Perhaps the airstrikes attributed to the Israel Defense Forces in Syria were necessary, and carrying them out was extremely sensible. Perhaps the Iranian nuclear deal was a bad deal – despite the well-reasoned opinions of those who actually think it’s working, including army chief Gadi Eisenkot, and that it even offers opportunities for Israel. Perhaps Prime Minister Benjamin Netanyahu is a great statesman, and this fact has simply been concealed, with annoying persistence, from the eyes of those who hate him. Perhaps. But that isn’t what my argument is about. That isn’t what my outcry is over.

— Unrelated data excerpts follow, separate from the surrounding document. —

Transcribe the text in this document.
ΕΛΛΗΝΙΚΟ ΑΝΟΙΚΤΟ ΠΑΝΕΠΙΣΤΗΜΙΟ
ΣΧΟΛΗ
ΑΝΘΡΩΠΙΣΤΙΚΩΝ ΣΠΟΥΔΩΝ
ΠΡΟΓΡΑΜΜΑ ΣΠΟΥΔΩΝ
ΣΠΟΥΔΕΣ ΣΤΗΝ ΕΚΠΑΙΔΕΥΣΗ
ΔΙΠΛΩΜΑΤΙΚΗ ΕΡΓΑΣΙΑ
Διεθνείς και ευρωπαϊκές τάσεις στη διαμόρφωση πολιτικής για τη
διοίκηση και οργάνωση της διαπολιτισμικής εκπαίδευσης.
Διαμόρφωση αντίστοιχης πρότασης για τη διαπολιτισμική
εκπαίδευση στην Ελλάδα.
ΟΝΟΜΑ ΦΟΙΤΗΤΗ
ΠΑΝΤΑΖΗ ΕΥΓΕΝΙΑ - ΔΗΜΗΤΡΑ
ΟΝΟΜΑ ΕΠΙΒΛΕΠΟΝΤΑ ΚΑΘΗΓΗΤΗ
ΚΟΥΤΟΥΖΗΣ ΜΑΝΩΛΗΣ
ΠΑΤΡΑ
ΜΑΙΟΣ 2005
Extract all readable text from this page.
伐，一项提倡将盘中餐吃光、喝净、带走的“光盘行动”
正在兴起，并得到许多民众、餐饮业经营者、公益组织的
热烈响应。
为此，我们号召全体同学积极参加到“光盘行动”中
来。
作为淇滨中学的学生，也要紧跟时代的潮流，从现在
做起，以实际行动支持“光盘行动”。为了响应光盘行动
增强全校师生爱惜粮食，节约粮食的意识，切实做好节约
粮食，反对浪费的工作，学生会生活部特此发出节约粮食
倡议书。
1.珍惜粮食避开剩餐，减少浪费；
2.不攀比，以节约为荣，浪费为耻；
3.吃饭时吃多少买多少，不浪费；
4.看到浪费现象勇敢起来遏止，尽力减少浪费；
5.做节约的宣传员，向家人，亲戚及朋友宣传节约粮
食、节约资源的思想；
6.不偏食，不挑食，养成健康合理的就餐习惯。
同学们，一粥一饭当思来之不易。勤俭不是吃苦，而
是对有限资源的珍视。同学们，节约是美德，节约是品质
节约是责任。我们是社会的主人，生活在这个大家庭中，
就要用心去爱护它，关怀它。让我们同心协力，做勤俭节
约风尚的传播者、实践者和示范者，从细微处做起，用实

My outcry is against the thuggishness and arrogance, backed and even inflamed by the coarse behavior of the U.S. president, who opted to leave the nuclear deal with a humiliating slam of the door and a series of aggressive statements. It’s against spitting in the face of the enemy, publicly sticking a finger in his eye and disrespecting him (see Netanyahu’s press conference on the nuclear material stolen from Iran’s archives). It’s against filling our brains with the Alibaba website, at the expense of critical thinking and asking basic civic questions (are we being pushed onto a road that inevitably leads to war? Are Israeli civilians ready for war? Would the war’s benefits really exceed its costs?). My outcry is against all the elements which, with historical hindsight, make a disaster.
A nation that wants to live doesn’t become submerged in intoxicating feelings of superiority toward the enemy (the same enemy, we have been warning for years, already wants to destroy us and is increasingly acquiring the capabilities to do so). A nation that wants to live doesn’t brandish tattered, worthless insurance cards like Iran’s rationality or various other interests ascribed to it that enable us to run wild against it now. A nation that wants to live calculates its steps with humility, with sensible fear and a sense of self-preservation, including any necessary evils, to the extent that they are necessary.
But that isn’t the way Israel is behaving now. And that’s a sign that we should be worried.